Par jean.devalon le 06/08/14

C'est parce que vous vous êtes un être immonde, appartenant à une profession, dit-on, réglementée, mais alors réglementée par des fonctionnaires qui ne connaissent de la vie que les règlements, que vous êtes au travail pendant que d'autres croient utile de poster sur les réseaux sociaux des images de vacances, de leurs pieds, de leur ventre, de leur sourire béat et pour tout dire idiot.
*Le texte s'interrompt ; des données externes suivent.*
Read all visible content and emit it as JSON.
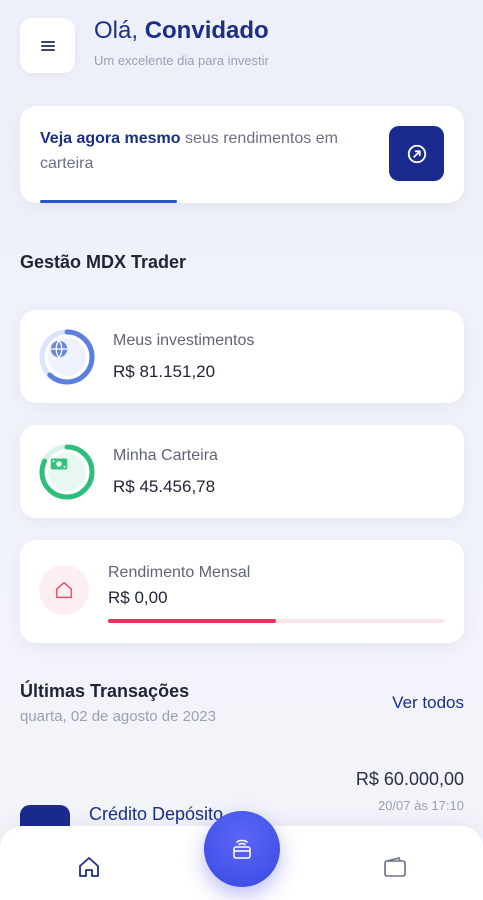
{
  "header": {
    "greeting_prefix": "Olá,",
    "greeting_name": "Convidado",
    "subtitle": "Um excelente dia para investir"
  },
  "promo": {
    "highlight": "Veja agora mesmo",
    "text": " seus rendimentos em carteira",
    "progress": 0.34
  },
  "section_title": "Gestão MDX Trader",
  "cards": {
    "investments": {
      "label": "Meus investimentos",
      "value": "R$ 81.151,20",
      "progress": 0.62,
      "color": "#5b7fe0",
      "track": "#dbe4fb",
      "icon": "globe-icon"
    },
    "wallet": {
      "label": "Minha Carteira",
      "value": "R$ 45.456,78",
      "progress": 0.82,
      "color": "#2dbf7a",
      "track": "#d6f3e5",
      "icon": "cash-icon"
    },
    "income": {
      "label": "Rendimento Mensal",
      "value": "R$ 0,00",
      "progress": 0.5,
      "color": "#e0345a",
      "icon": "home-icon"
    }
  },
  "transactions": {
    "title": "Últimas Transações",
    "date": "quarta, 02 de agosto de 2023",
    "see_all": "Ver todos",
    "items": [
      {
        "name": "Crédito Depósito",
        "amount": "R$ 60.000,00",
        "time": "20/07 às 17:10"
      }
    ]
  },
  "nav": {
    "items": [
      "home-icon",
      "wallet-icon"
    ],
    "fab_icon": "contactless-card-icon"
  }
}
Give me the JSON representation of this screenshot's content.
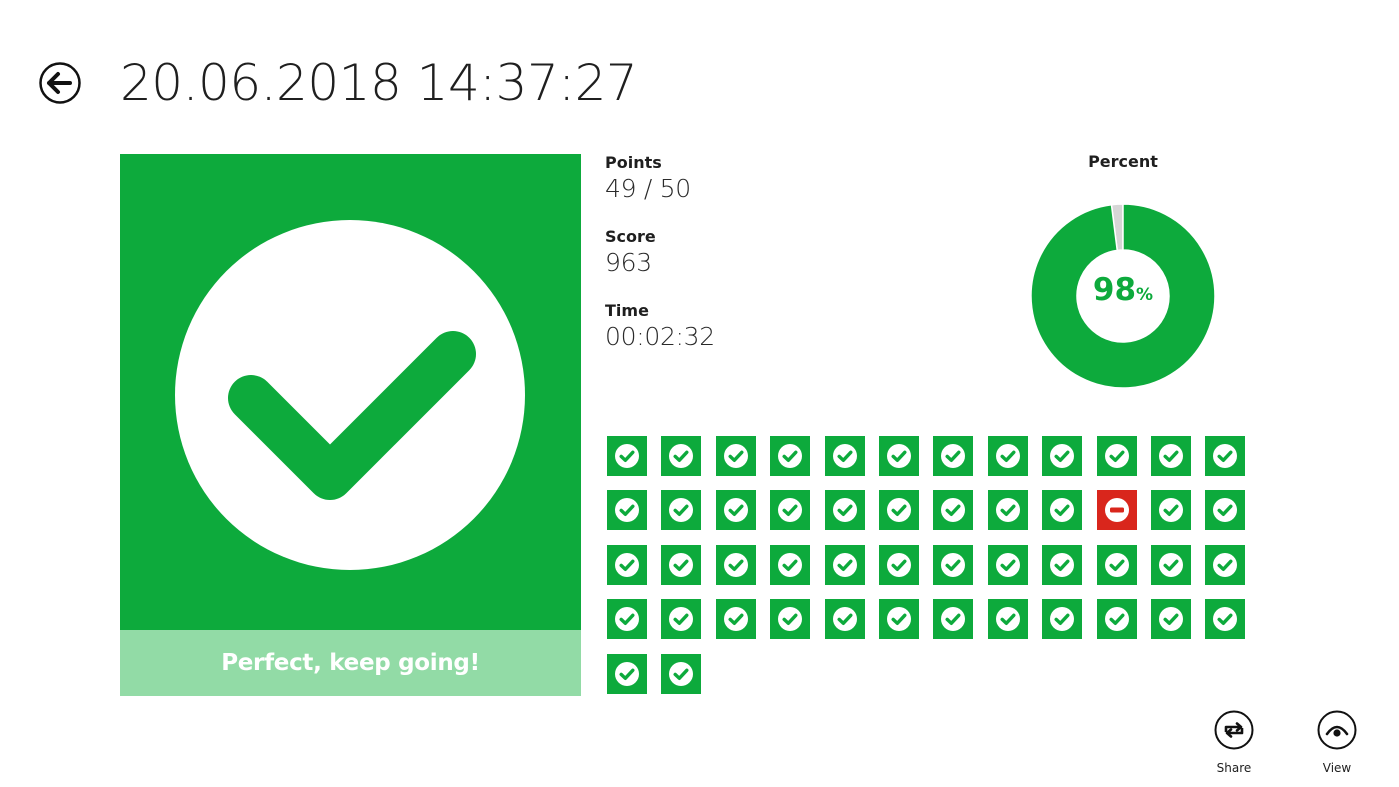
{
  "header": {
    "back_icon": "back-arrow-icon",
    "title": "20.06.2018 14:37:27"
  },
  "result": {
    "icon": "large-check-icon",
    "caption": "Perfect, keep going!",
    "color": "#0daa3c",
    "caption_bg": "#92dba6"
  },
  "stats": {
    "points": {
      "label": "Points",
      "value": "49 / 50"
    },
    "score": {
      "label": "Score",
      "value": "963"
    },
    "time": {
      "label": "Time",
      "value": "00:02:32"
    }
  },
  "percent": {
    "label": "Percent",
    "value": "98",
    "unit": "%",
    "fraction": 0.98,
    "color": "#0daa3c",
    "remainder_color": "#d6d6d6"
  },
  "answers": [
    "correct",
    "correct",
    "correct",
    "correct",
    "correct",
    "correct",
    "correct",
    "correct",
    "correct",
    "correct",
    "correct",
    "correct",
    "correct",
    "correct",
    "correct",
    "correct",
    "correct",
    "correct",
    "correct",
    "correct",
    "correct",
    "wrong",
    "correct",
    "correct",
    "correct",
    "correct",
    "correct",
    "correct",
    "correct",
    "correct",
    "correct",
    "correct",
    "correct",
    "correct",
    "correct",
    "correct",
    "correct",
    "correct",
    "correct",
    "correct",
    "correct",
    "correct",
    "correct",
    "correct",
    "correct",
    "correct",
    "correct",
    "correct",
    "correct",
    "correct"
  ],
  "app_bar": {
    "share": {
      "label": "Share",
      "icon": "share-repeat-icon"
    },
    "view": {
      "label": "View",
      "icon": "view-eye-icon"
    }
  },
  "colors": {
    "correct": "#0daa3c",
    "wrong": "#d9261c"
  }
}
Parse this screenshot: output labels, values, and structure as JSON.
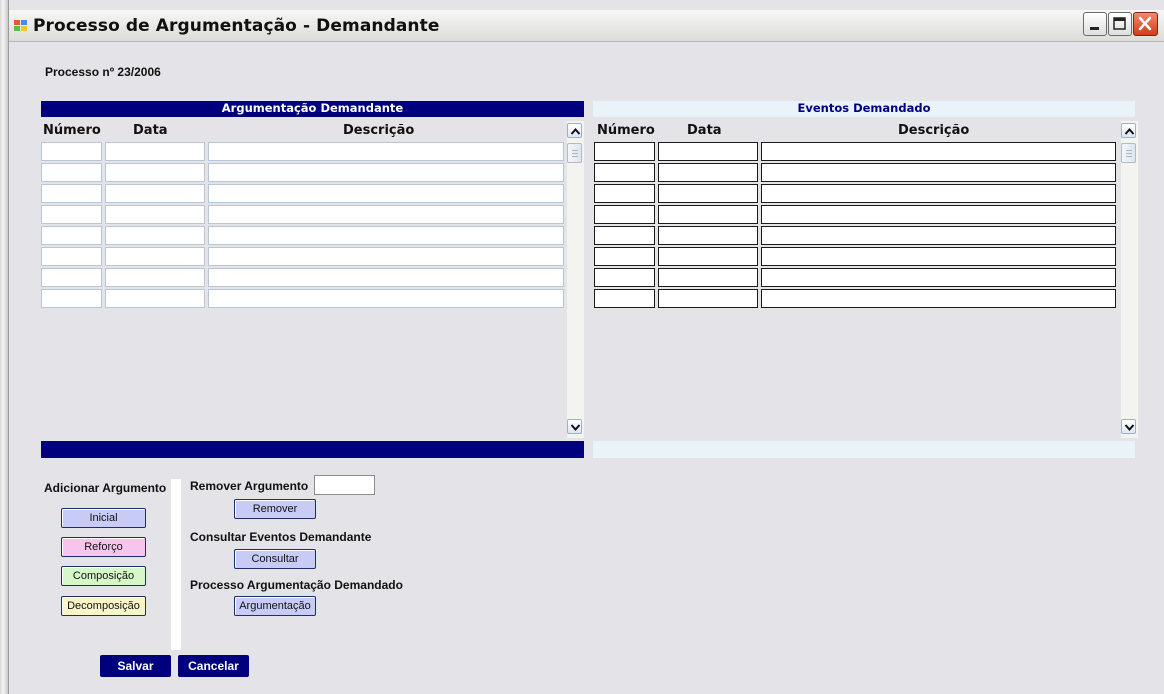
{
  "window": {
    "title": "Processo de Argumentação - Demandante"
  },
  "process_label": "Processo nº 23/2006",
  "left_grid": {
    "title": "Argumentação Demandante",
    "columns": [
      "Número",
      "Data",
      "Descrição"
    ],
    "row_count": 8
  },
  "right_grid": {
    "title": "Eventos Demandado",
    "columns": [
      "Número",
      "Data",
      "Descrição"
    ],
    "row_count": 8
  },
  "add_section": {
    "label": "Adicionar Argumento",
    "buttons": {
      "inicial": "Inicial",
      "reforco": "Reforço",
      "composicao": "Composição",
      "decomposicao": "Decomposição"
    }
  },
  "remove_section": {
    "label": "Remover Argumento",
    "input_value": "",
    "button": "Remover"
  },
  "consult_section": {
    "label": "Consultar Eventos Demandante",
    "button": "Consultar"
  },
  "argumentation_section": {
    "label": "Processo Argumentação Demandado",
    "button": "Argumentação"
  },
  "footer": {
    "save": "Salvar",
    "cancel": "Cancelar"
  },
  "colors": {
    "header_blue": "#00007f",
    "light_header": "#eaf2fa",
    "background": "#e3e3e8",
    "inicial": "#c8cbf6",
    "reforco": "#f7c4ee",
    "composicao": "#d6f7c8",
    "decomposicao": "#f8f6c6"
  }
}
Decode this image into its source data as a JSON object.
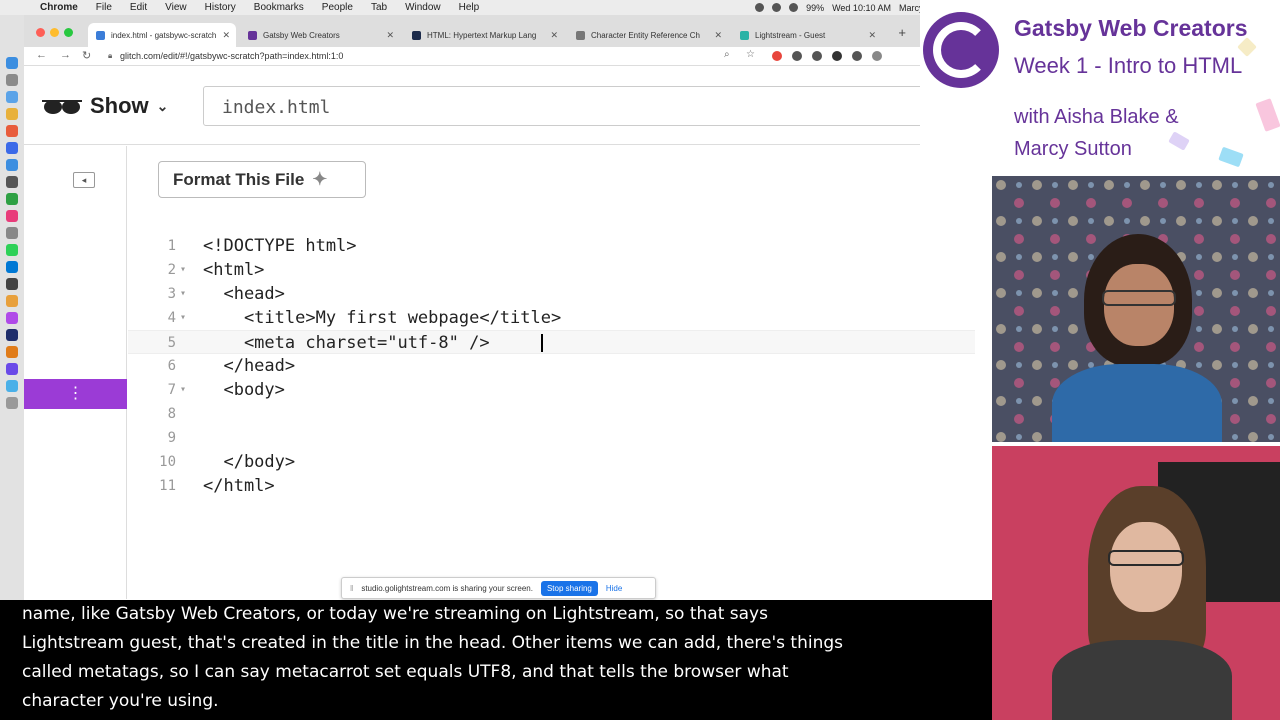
{
  "menubar": {
    "app": "Chrome",
    "items": [
      "File",
      "Edit",
      "View",
      "History",
      "Bookmarks",
      "People",
      "Tab",
      "Window",
      "Help"
    ],
    "battery": "99%",
    "clock": "Wed 10:10 AM",
    "user": "Marcy Sutton"
  },
  "browser": {
    "tabs": [
      {
        "label": "index.html - gatsbywc-scratch",
        "color": "#3b7dd8"
      },
      {
        "label": "Gatsby Web Creators",
        "color": "#663399"
      },
      {
        "label": "HTML: Hypertext Markup Lang",
        "color": "#1b2a4a"
      },
      {
        "label": "Character Entity Reference Ch",
        "color": "#777777"
      },
      {
        "label": "Lightstream - Guest",
        "color": "#2ab3a6"
      }
    ],
    "url": "glitch.com/edit/#!/gatsbywc-scratch?path=index.html:1:0"
  },
  "glitch": {
    "show_label": "Show",
    "filename": "index.html",
    "format_label": "Format This File"
  },
  "editor": {
    "lines": [
      {
        "n": "1",
        "fold": "",
        "text": "<!DOCTYPE html>"
      },
      {
        "n": "2",
        "fold": "▾",
        "text": "<html>"
      },
      {
        "n": "3",
        "fold": "▾",
        "text": "  <head>"
      },
      {
        "n": "4",
        "fold": "▾",
        "text": "    <title>My first webpage</title>"
      },
      {
        "n": "5",
        "fold": "",
        "text": "    <meta charset=\"utf-8\" />"
      },
      {
        "n": "6",
        "fold": "",
        "text": "  </head>"
      },
      {
        "n": "7",
        "fold": "▾",
        "text": "  <body>"
      },
      {
        "n": "8",
        "fold": "",
        "text": ""
      },
      {
        "n": "9",
        "fold": "",
        "text": ""
      },
      {
        "n": "10",
        "fold": "",
        "text": "  </body>"
      },
      {
        "n": "11",
        "fold": "",
        "text": "</html>"
      }
    ]
  },
  "sharing": {
    "message": "studio.golightstream.com is sharing your screen.",
    "stop": "Stop sharing",
    "hide": "Hide"
  },
  "caption": {
    "lines": [
      "name, like Gatsby Web Creators, or today we're streaming on Lightstream, so that says",
      "Lightstream guest, that's created in the title in the head. Other items we can add, there's things",
      "called metatags, so I can say metacarrot set equals UTF8, and that tells the browser what",
      "character you're using."
    ]
  },
  "brand": {
    "title": "Gatsby Web Creators",
    "subtitle": "Week 1 - Intro to HTML",
    "with_line1": "with Aisha Blake &",
    "with_line2": "Marcy Sutton",
    "accent": "#663399"
  }
}
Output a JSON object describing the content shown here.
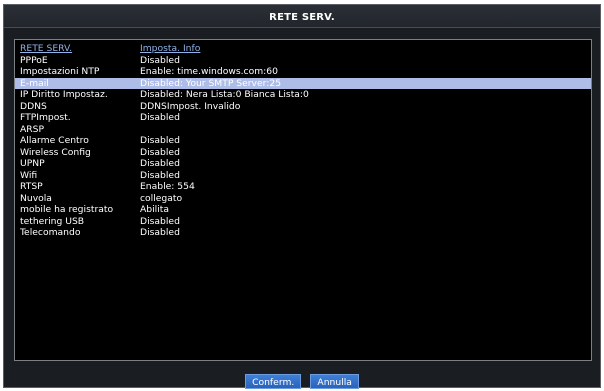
{
  "window": {
    "title": "RETE SERV."
  },
  "table": {
    "headers": [
      "RETE SERV.",
      "Imposta. Info"
    ],
    "rows": [
      {
        "name": "PPPoE",
        "info": "Disabled"
      },
      {
        "name": "Impostazioni NTP",
        "info": "Enable: time.windows.com:60"
      },
      {
        "name": "E-mail",
        "info": "Disabled: Your SMTP Server:25",
        "selected": true
      },
      {
        "name": "IP Diritto Impostaz.",
        "info": "Disabled: Nera Lista:0 Bianca Lista:0"
      },
      {
        "name": "DDNS",
        "info": "DDNSImpost. Invalido"
      },
      {
        "name": "FTPImpost.",
        "info": "Disabled"
      },
      {
        "name": "ARSP",
        "info": ""
      },
      {
        "name": "Allarme Centro",
        "info": "Disabled"
      },
      {
        "name": "Wireless Config",
        "info": "Disabled"
      },
      {
        "name": "UPNP",
        "info": "Disabled"
      },
      {
        "name": "Wifi",
        "info": "Disabled"
      },
      {
        "name": "RTSP",
        "info": "Enable: 554"
      },
      {
        "name": "Nuvola",
        "info": "collegato"
      },
      {
        "name": "mobile ha registrato",
        "info": "Abilita"
      },
      {
        "name": "tethering USB",
        "info": "Disabled"
      },
      {
        "name": "Telecomando",
        "info": "Disabled"
      }
    ]
  },
  "buttons": {
    "confirm": "Conferm.",
    "cancel": "Annulla"
  },
  "colors": {
    "header_text": "#8fb3e8",
    "selected_row": "#aebde8",
    "button": "#2f6fcb",
    "window_bg": "#1a1d22",
    "panel_bg": "#000000"
  }
}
Certes, me direz-vous, cela change des chats, animal dont on dit qu'il est fort goûteux à la broche si l'on sortait d’une conception ethnocentrée de l'art culinaire.

Vous, en matière d'art culinaire, vous faites ce que vous pouvez, qui se confectionne vite, qui satisfait l'étudiant qui a compris après tout que son père, comme homme de ménage et  cuisinier, ce n’était pas si mal.

Et vous devez faire attention de ne pas trop salir  pour ne pas subir l’ire féminin qui parfois ressemble fort à quelque noire tornade américaine.

Et puis c'est le moment où les clients, gourmands, viennent vous brouter le cerveau, alors même que, finalement, chaleur aidant, il n'y a plus grand-chose à brouter.

Et puis vous les voyez aussi, ces cigales vacancières, qui postent leurs plats de  vacances, leurs verres de vin, les curiosités gastronomiques de ces pays-là où sévissent ces touristes que l’on devrait enlever un peu plus.

Eh bien, n'y voyez nulle vengeance, nulle acrimonie particulière, nulle petitesse de l'esprit ; mais simplement le souci de partager aussi l'art culinaire marseillais.

En vous souhaitant un bon appétit, sans vouloir créer de jalousie,  je vous dis qu'à Marseille nous avons le Carpaccio de rat !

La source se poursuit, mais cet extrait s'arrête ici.